It's time to wrap up this awesome (if I do say so myself) three part Q & A Mini Series. It all began with some insight on being a Fall Bridesmaid for my long time friend Heather. Part two's question came from a Bride-to-be, Kristina, interested in getting her gals a hip and unique Bridesmaid's Gift.
Our third installment is all about Maid of Honors, with a question submitted by a great Long Beach gal Michaela. She is a proud big sister to Janelle and Kristin, two lovely twins. Recently Janelle's boyfriend flew her down to Mexico for a surprise every girl loves...a diamond ring! While Janelle is on her road to matrimony she will have her gorgeous twin and beautiful big sis by her side... as Co-Maids of Honor!
I know with your big happy family, it's the more the merrier and y'all are over the moon for Janelle. Congrats to you for getting a new brother and awesome reason to celebrate! With two ladies leading the bridesmaid charge it can be easier and more budget friendly, but a bit more communication is needed. I suggest you two sit down together and divide up the list of duties before anything actually gets rolling.
Below I have mapped out what I feel as a Wedding Planner (and former bridesmaid) are the top eight duties of a MOH and how I suggest splitting them. For divisional purposes I have color coded the tasks.
Lilac = Maid of Honor Kristin Sky Blue = Maid of Honor Michaela Flamingo Pink = Together
1. MAKE A PHONE TREE
Create a list containing each maid's full name, snail mail address, phone number and email address. Input all data into a spreadsheet and email out a copy to everyone in the bridal party. It's so convenient for everyone to already have each others information. This list will come in handy for dividing party planning tasks, setting up car pooling or communicating last minute plan changes.
2. WEDDING DRESS SHOPPING
This is arguably one of the most important and exciting moments of the bride's planning process.
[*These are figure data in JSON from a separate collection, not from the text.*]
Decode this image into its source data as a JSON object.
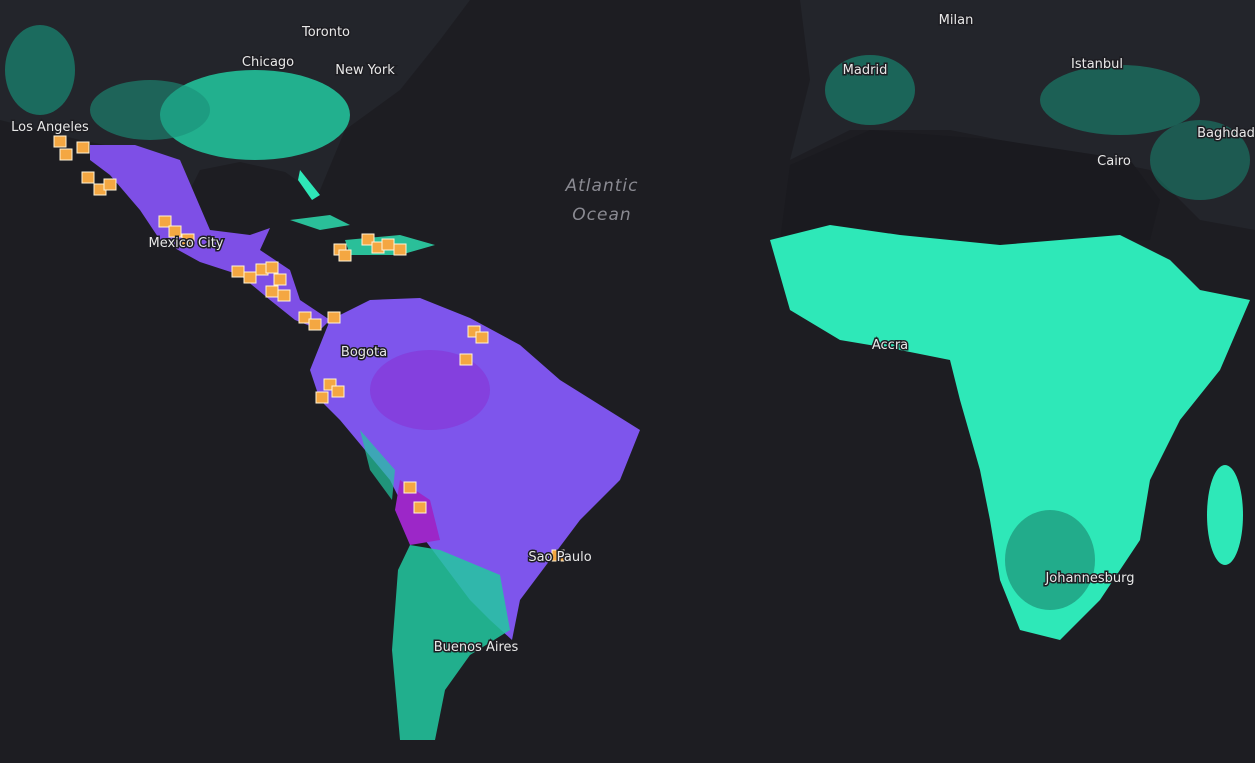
{
  "labels": {
    "cities": [
      "Toronto",
      "Chicago",
      "New York",
      "Los Angeles",
      "Mexico City",
      "Bogota",
      "Sao Paulo",
      "Buenos Aires",
      "Milan",
      "Madrid",
      "Istanbul",
      "Baghdad",
      "Cairo",
      "Accra",
      "Johannesburg"
    ],
    "ocean": [
      "Atlantic",
      "Ocean"
    ]
  }
}
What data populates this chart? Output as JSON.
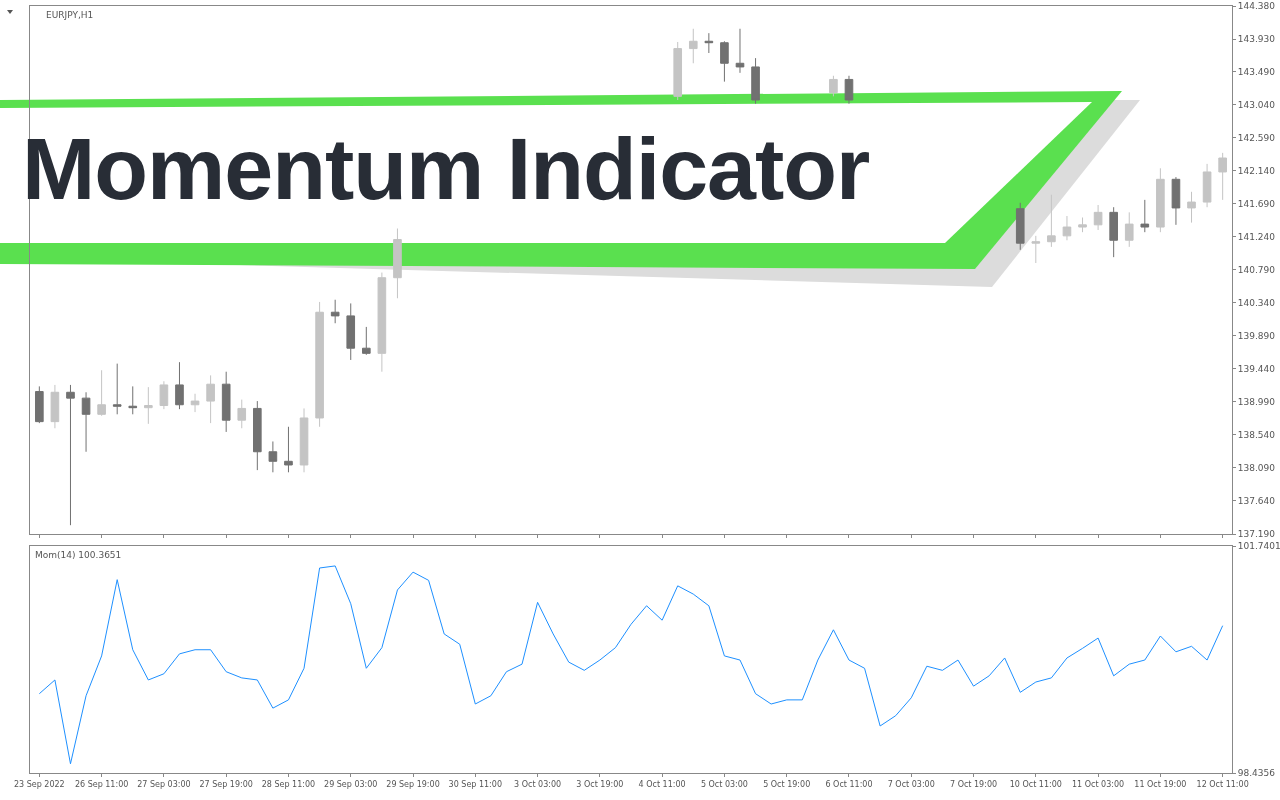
{
  "chart_data": [
    {
      "type": "candlestick",
      "title": "Momentum Indicator",
      "annotations": [
        "EURJPY,H1"
      ],
      "categories": [
        null,
        null,
        null,
        null,
        null,
        null,
        null,
        null,
        null,
        null,
        null,
        null,
        null,
        null,
        null,
        null,
        null,
        null,
        null,
        null,
        null,
        null,
        null,
        null,
        null,
        null,
        null,
        null,
        null,
        null,
        null,
        null,
        null,
        null,
        null,
        null,
        null,
        null,
        null,
        null,
        null,
        null,
        null,
        null,
        null,
        null,
        null,
        null,
        null,
        null,
        null,
        null,
        null,
        null,
        null,
        null,
        null,
        null,
        null,
        null,
        null,
        null,
        null,
        null,
        null,
        null,
        null,
        null,
        null,
        null,
        null,
        null,
        null,
        null,
        null,
        null,
        null
      ],
      "ohlc": [
        [
          139.13,
          139.2,
          138.7,
          138.72
        ],
        [
          138.72,
          139.22,
          138.63,
          139.12
        ],
        [
          139.12,
          139.22,
          137.31,
          139.04
        ],
        [
          139.04,
          139.12,
          138.31,
          138.82
        ],
        [
          138.82,
          139.42,
          138.8,
          138.95
        ],
        [
          138.95,
          139.51,
          138.82,
          138.93
        ],
        [
          138.93,
          139.2,
          138.82,
          138.91
        ],
        [
          138.91,
          139.19,
          138.69,
          138.94
        ],
        [
          138.94,
          139.27,
          138.89,
          139.22
        ],
        [
          139.22,
          139.53,
          138.89,
          138.95
        ],
        [
          138.95,
          139.1,
          138.85,
          139.0
        ],
        [
          139.0,
          139.35,
          138.7,
          139.23
        ],
        [
          139.23,
          139.4,
          138.58,
          138.74
        ],
        [
          138.74,
          139.02,
          138.63,
          138.9
        ],
        [
          138.9,
          139.0,
          138.06,
          138.31
        ],
        [
          138.31,
          138.45,
          138.03,
          138.18
        ],
        [
          138.18,
          138.65,
          138.03,
          138.13
        ],
        [
          138.13,
          138.9,
          138.03,
          138.77
        ],
        [
          138.77,
          140.35,
          138.65,
          140.21
        ],
        [
          140.21,
          140.38,
          140.06,
          140.16
        ],
        [
          140.16,
          140.33,
          139.56,
          139.72
        ],
        [
          139.72,
          140.01,
          139.63,
          139.65
        ],
        [
          139.65,
          140.75,
          139.4,
          140.68
        ],
        [
          140.68,
          141.35,
          140.4,
          141.2
        ],
        null,
        null,
        null,
        null,
        null,
        null,
        null,
        null,
        null,
        null,
        null,
        null,
        null,
        null,
        null,
        null,
        null,
        [
          143.15,
          143.89,
          143.1,
          143.8
        ],
        [
          143.8,
          144.07,
          143.6,
          143.9
        ],
        [
          143.9,
          144.01,
          143.74,
          143.88
        ],
        [
          143.88,
          143.9,
          143.35,
          143.6
        ],
        [
          143.6,
          144.07,
          143.47,
          143.55
        ],
        [
          143.55,
          143.67,
          143.05,
          143.1
        ],
        null,
        null,
        null,
        null,
        [
          143.2,
          143.43,
          143.15,
          143.38
        ],
        [
          143.38,
          143.43,
          143.05,
          143.1
        ],
        null,
        null,
        null,
        null,
        null,
        null,
        null,
        null,
        null,
        null,
        [
          141.62,
          141.7,
          141.06,
          141.15
        ],
        [
          141.15,
          141.25,
          140.88,
          141.17
        ],
        [
          141.17,
          141.81,
          141.1,
          141.25
        ],
        [
          141.25,
          141.52,
          141.19,
          141.37
        ],
        [
          141.37,
          141.5,
          141.3,
          141.4
        ],
        [
          141.4,
          141.67,
          141.33,
          141.57
        ],
        [
          141.57,
          141.64,
          140.96,
          141.19
        ],
        [
          141.19,
          141.57,
          141.1,
          141.41
        ],
        [
          141.41,
          141.74,
          141.3,
          141.37
        ],
        [
          141.37,
          142.17,
          141.3,
          142.02
        ],
        [
          142.02,
          142.05,
          141.4,
          141.63
        ],
        [
          141.63,
          141.85,
          141.43,
          141.71
        ],
        [
          141.71,
          142.23,
          141.64,
          142.12
        ],
        [
          142.12,
          142.38,
          141.74,
          142.31
        ]
      ],
      "colors": [
        "#717171",
        "#c4c4c4",
        "#717171",
        "#717171",
        "#c4c4c4",
        "#717171",
        "#717171",
        "#c4c4c4",
        "#c4c4c4",
        "#717171",
        "#c4c4c4",
        "#c4c4c4",
        "#717171",
        "#c4c4c4",
        "#717171",
        "#717171",
        "#717171",
        "#c4c4c4",
        "#c4c4c4",
        "#717171",
        "#717171",
        "#717171",
        "#c4c4c4",
        "#c4c4c4",
        null,
        null,
        null,
        null,
        null,
        null,
        null,
        null,
        null,
        null,
        null,
        null,
        null,
        null,
        null,
        null,
        null,
        "#c4c4c4",
        "#c4c4c4",
        "#717171",
        "#717171",
        "#717171",
        "#717171",
        null,
        null,
        null,
        null,
        "#c4c4c4",
        "#717171",
        null,
        null,
        null,
        null,
        null,
        null,
        null,
        null,
        null,
        null,
        "#717171",
        "#c4c4c4",
        "#c4c4c4",
        "#c4c4c4",
        "#c4c4c4",
        "#c4c4c4",
        "#717171",
        "#c4c4c4",
        "#717171",
        "#c4c4c4",
        "#717171",
        "#c4c4c4",
        "#c4c4c4",
        "#c4c4c4"
      ],
      "ylim": [
        137.19,
        144.38
      ],
      "yticks": [
        {
          "value": 137.19,
          "label": "137.190"
        },
        {
          "value": 137.64,
          "label": "137.640"
        },
        {
          "value": 138.09,
          "label": "138.090"
        },
        {
          "value": 138.54,
          "label": "138.540"
        },
        {
          "value": 138.99,
          "label": "138.990"
        },
        {
          "value": 139.44,
          "label": "139.440"
        },
        {
          "value": 139.89,
          "label": "139.890"
        },
        {
          "value": 140.34,
          "label": "140.340"
        },
        {
          "value": 140.79,
          "label": "140.790"
        },
        {
          "value": 141.24,
          "label": "141.240"
        },
        {
          "value": 141.69,
          "label": "141.690"
        },
        {
          "value": 142.14,
          "label": "142.140"
        },
        {
          "value": 142.59,
          "label": "142.590"
        },
        {
          "value": 143.04,
          "label": "143.040"
        },
        {
          "value": 143.49,
          "label": "143.490"
        },
        {
          "value": 143.93,
          "label": "143.930"
        },
        {
          "value": 144.38,
          "label": "144.380"
        }
      ],
      "tick_labels": "y"
    },
    {
      "type": "line",
      "annotations": [
        "Mom(14) 100.3651"
      ],
      "categories": [
        "23 Sep 2022",
        null,
        null,
        null,
        "26 Sep 11:00",
        null,
        null,
        null,
        "27 Sep 03:00",
        null,
        null,
        null,
        "27 Sep 19:00",
        null,
        null,
        null,
        "28 Sep 11:00",
        null,
        null,
        null,
        "29 Sep 03:00",
        null,
        null,
        null,
        "29 Sep 19:00",
        null,
        null,
        null,
        "30 Sep 11:00",
        null,
        null,
        null,
        "3 Oct 03:00",
        null,
        null,
        null,
        "3 Oct 19:00",
        null,
        null,
        null,
        "4 Oct 11:00",
        null,
        null,
        null,
        "5 Oct 03:00",
        null,
        null,
        null,
        "5 Oct 19:00",
        null,
        null,
        null,
        "6 Oct 11:00",
        null,
        null,
        null,
        "7 Oct 03:00",
        null,
        null,
        null,
        "7 Oct 19:00",
        null,
        null,
        null,
        "10 Oct 11:00",
        null,
        null,
        null,
        "11 Oct 03:00",
        null,
        null,
        null,
        "11 Oct 19:00",
        null,
        null,
        null,
        "12 Oct 11:00"
      ],
      "series": [
        {
          "color": "#1e90ff",
          "values": [
            99.59,
            99.79,
            98.57,
            99.56,
            100.14,
            101.25,
            100.23,
            99.79,
            99.88,
            100.17,
            100.23,
            100.23,
            99.91,
            99.82,
            99.79,
            99.38,
            99.5,
            99.96,
            101.42,
            101.45,
            100.9,
            99.96,
            100.26,
            101.1,
            101.36,
            101.24,
            100.46,
            100.31,
            99.44,
            99.56,
            99.91,
            100.02,
            100.92,
            100.46,
            100.05,
            99.93,
            100.08,
            100.26,
            100.6,
            100.87,
            100.66,
            101.16,
            101.04,
            100.87,
            100.14,
            100.08,
            99.59,
            99.44,
            99.5,
            99.5,
            100.08,
            100.52,
            100.08,
            99.96,
            99.12,
            99.27,
            99.53,
            99.99,
            99.93,
            100.08,
            99.7,
            99.85,
            100.11,
            99.61,
            99.76,
            99.82,
            100.11,
            100.25,
            100.4,
            99.85,
            100.02,
            100.08,
            100.43,
            100.2,
            100.28,
            100.08,
            100.58
          ]
        }
      ],
      "ylim": [
        98.4356,
        101.7401
      ],
      "yticks": [
        98.4356,
        101.7401
      ]
    }
  ]
}
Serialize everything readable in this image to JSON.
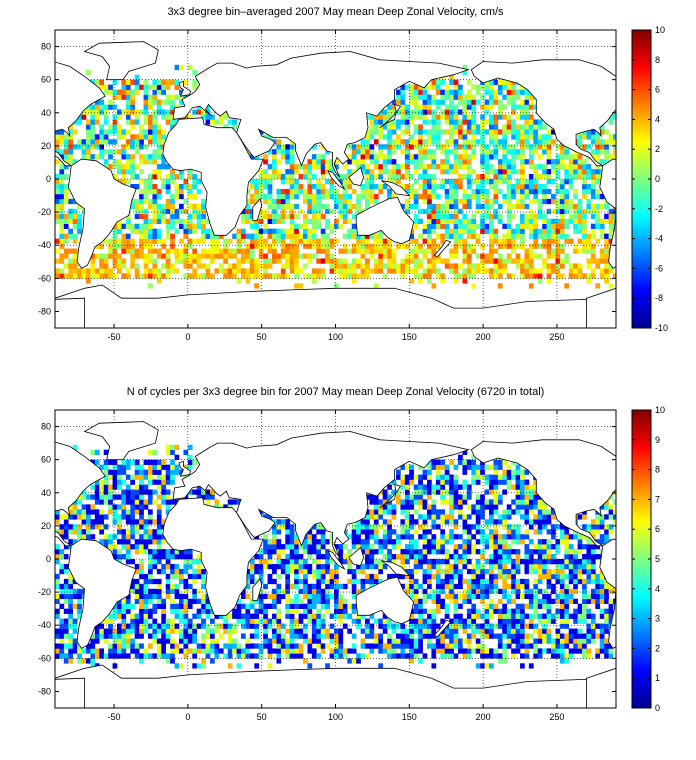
{
  "panels": [
    {
      "title": "3x3 degree bin–averaged 2007 May mean Deep Zonal Velocity, cm/s",
      "colorbar": {
        "min": -10,
        "max": 10,
        "ticks": [
          10,
          8,
          6,
          4,
          2,
          0,
          -2,
          -4,
          -6,
          -8,
          -10
        ]
      }
    },
    {
      "title": "N of cycles per 3x3 degree bin for 2007 May mean Deep Zonal Velocity (6720 in total)",
      "colorbar": {
        "min": 0,
        "max": 10,
        "ticks": [
          10,
          9,
          8,
          7,
          6,
          5,
          4,
          3,
          2,
          1,
          0
        ]
      }
    }
  ],
  "chart_data": [
    {
      "type": "heatmap",
      "title": "3x3 degree bin–averaged 2007 May mean Deep Zonal Velocity, cm/s",
      "xlim": [
        -90,
        290
      ],
      "ylim": [
        -90,
        90
      ],
      "x_ticks": [
        -50,
        0,
        50,
        100,
        150,
        200,
        250
      ],
      "y_ticks": [
        80,
        60,
        40,
        20,
        0,
        -20,
        -40,
        -60,
        -80
      ],
      "grid": true,
      "colormap": "jet",
      "clim": [
        -10,
        10
      ],
      "colorbar_ticks": [
        10,
        8,
        6,
        4,
        2,
        0,
        -2,
        -4,
        -6,
        -8,
        -10
      ]
    },
    {
      "type": "heatmap",
      "title": "N of cycles per 3x3 degree bin for 2007 May mean Deep Zonal Velocity (6720 in total)",
      "xlim": [
        -90,
        290
      ],
      "ylim": [
        -90,
        90
      ],
      "x_ticks": [
        -50,
        0,
        50,
        100,
        150,
        200,
        250
      ],
      "y_ticks": [
        80,
        60,
        40,
        20,
        0,
        -20,
        -40,
        -60,
        -80
      ],
      "grid": true,
      "colormap": "jet",
      "clim": [
        0,
        10
      ],
      "colorbar_ticks": [
        10,
        9,
        8,
        7,
        6,
        5,
        4,
        3,
        2,
        1,
        0
      ],
      "total_cycles": 6720
    }
  ]
}
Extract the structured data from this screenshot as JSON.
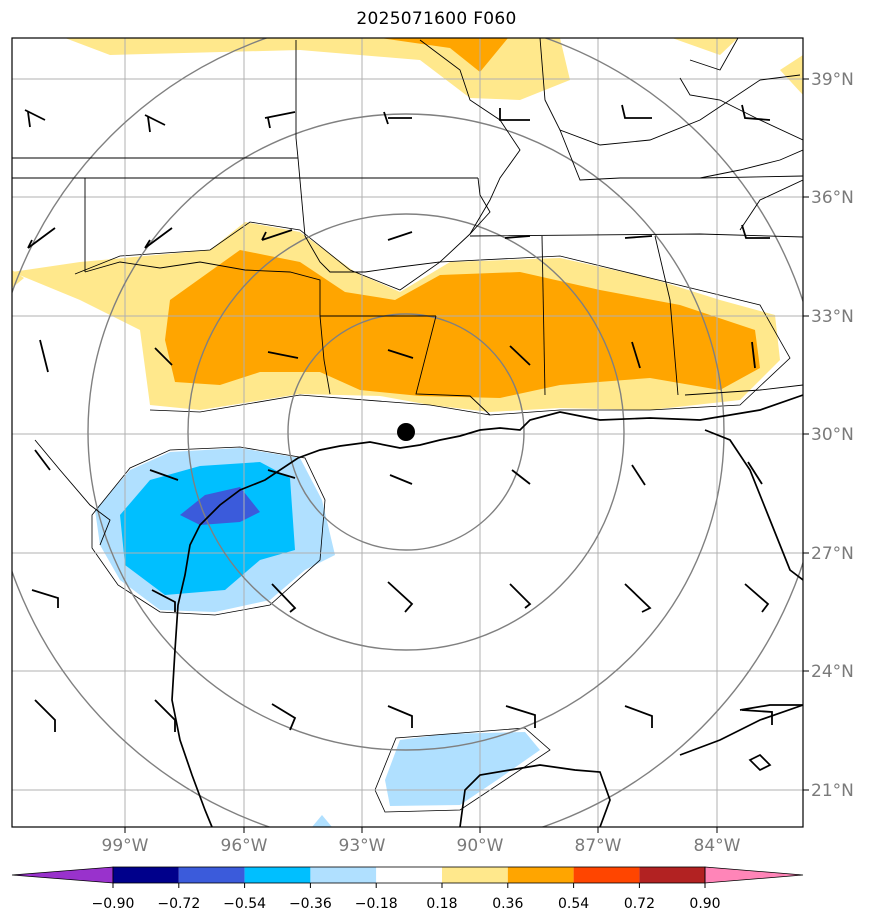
{
  "title": "2025071600 F060",
  "map": {
    "lon_range": [
      -101.83,
      -81.7
    ],
    "lat_range": [
      20.0,
      40.0
    ],
    "gridlines": true,
    "longitude_labels": [
      "99°W",
      "96°W",
      "93°W",
      "90°W",
      "87°W",
      "84°W"
    ],
    "longitude_values": [
      -99,
      -96,
      -93,
      -90,
      -87,
      -84
    ],
    "latitude_labels": [
      "39°N",
      "36°N",
      "33°N",
      "30°N",
      "27°N",
      "24°N",
      "21°N"
    ],
    "latitude_values": [
      39,
      36,
      33,
      30,
      27,
      24,
      21
    ],
    "center_marker": {
      "lon": -91.8,
      "lat": 30.1,
      "icon": "filled-circle-icon"
    },
    "range_rings": "concentric circles around center marker",
    "overlays": [
      "state and country borders",
      "coastlines",
      "wind barbs"
    ]
  },
  "colorbar": {
    "extend": "both",
    "colors": [
      "#9932cc",
      "#00008b",
      "#3b5bdb",
      "#00bfff",
      "#b0e0ff",
      "#ffffff",
      "#ffe88c",
      "#ffa500",
      "#ff4500",
      "#b22222",
      "#ff85b8"
    ],
    "tick_labels": [
      "−0.90",
      "−0.72",
      "−0.54",
      "−0.36",
      "−0.18",
      "0.18",
      "0.36",
      "0.54",
      "0.72",
      "0.90"
    ]
  }
}
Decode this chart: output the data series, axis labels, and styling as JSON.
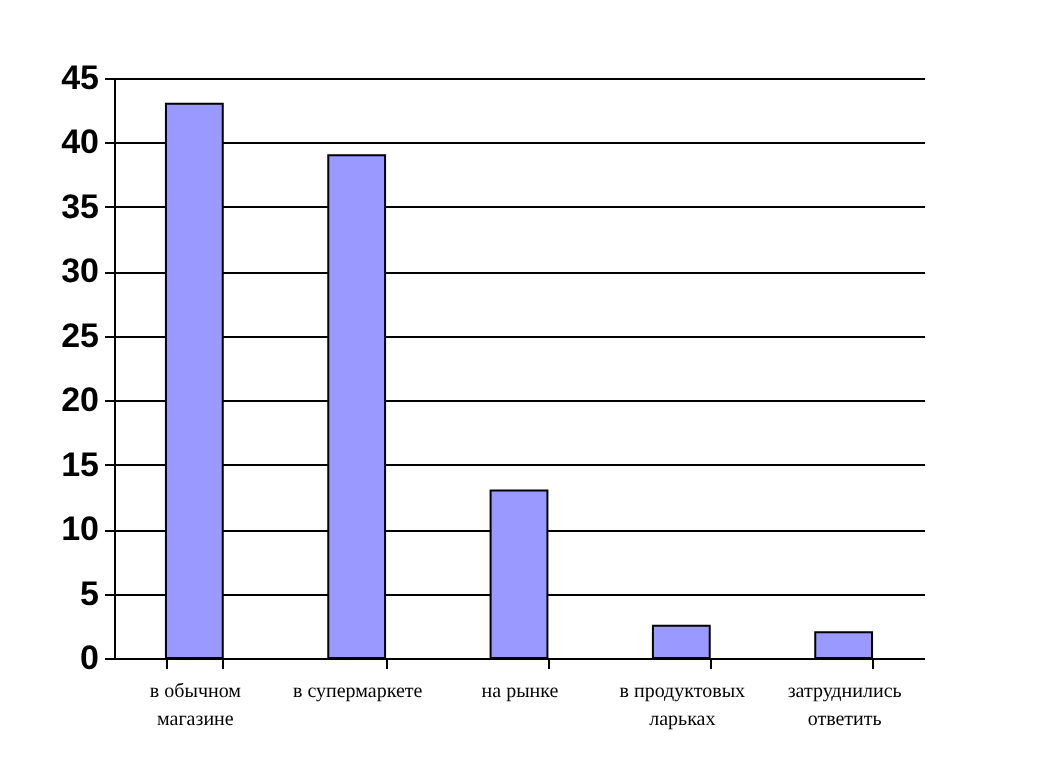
{
  "chart_data": {
    "type": "bar",
    "categories": [
      "в обычном магазине",
      "в супермаркете",
      "на рынке",
      "в продуктовых ларьках",
      "затруднились ответить"
    ],
    "values": [
      43,
      39,
      13,
      2.5,
      2
    ],
    "color": "#9999ff",
    "ylim": [
      0,
      45
    ],
    "yticks": [
      0,
      5,
      10,
      15,
      20,
      25,
      30,
      35,
      40,
      45
    ],
    "grid": "y"
  }
}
She will be looking for the response you both give, so f there is any way possible you should both be there.
Call ahead the day before to confirm appointment time and set up an after shopping lunch.
Bring Champagne and have a snack in your purse (like almonds) in case she gets hungry.
3. HOSTING THE BRIDAL SHOWER
Take charge of choosing location, time, theme and all other planning details. Once the bones of the event are set in place, include the other bridesmaids. Request each one helps with a task, such as baking cupcakes, making appetizers, creating centerpieces or organizing games.
4. THROWING A BACHELORETTE PARTY
Take charge of choosing date, city, theme, hotel, outfits, etc. Once all the main details are outlined, include the other ladies. Each maid can contribute with decorations, buying champagne, organizing a scavenger hunt, buying a tiara or any other unique touches you want included. I've found that it's fun for the ladies to help out and it bonds everyone together for the big day. Don't try to do it all your self!
5. OFFERING STRESS RELIEF
The month before the wedding can get to be really stressful. It is your job as a MOH to help alleviate the pressure and keep the bride excited for her upcoming nuptials. I suggest you each commit to one hour a week, the month before to do something relaxing with the bride, non-planning related. Take her hiking, to get a mani-pedi, do yoga on the beach, taste a new wine or hang at the dog park. She may be apprehensive, not wanting to waste time, but insist that it will make her feel better and actually more productive.
6. SPENDING HER LAST SINGLE NIGHT TOGETHER
Last May when one of my best friends got married, I stayed with her at her parents house the night before. It was really fun to put together bouquets, drink a few beers, reminisce about our twenty year friendship. Having both of her sisters spend the night with her, just like when you were kids, will most likely be just the comfort she needs to get a good nights rest before the festivities.
7. MORNING OF PRIMPING
Make sure the bride eats, is on time for hair and makeup appointments and doesn't need anything.
Keep the bride's phone and screen her calls for importance.
It's customary for the MOH to give a toast at the reception. You can go about this a few ways...
OPTION A: You both give separate toasts at the reception.
OPTION B: One of you gives a toast at the rehearsal dinner and the other at the reception.
OPTION C: You give the toast together.
This is just a rough draft, but I hope it helps give you an idea of how to split the responsibilities. It's hard to keep tasks exactly even. When one is busy or out of town, the other can pick up her slack and vice versa.
If you work together it will be a fun sister bonding experience.
Have you ever been a Maid of Honor?
Did I leave any important responsibilities out?
Do you have any suggestions for Michaela, Kristin or Janelle?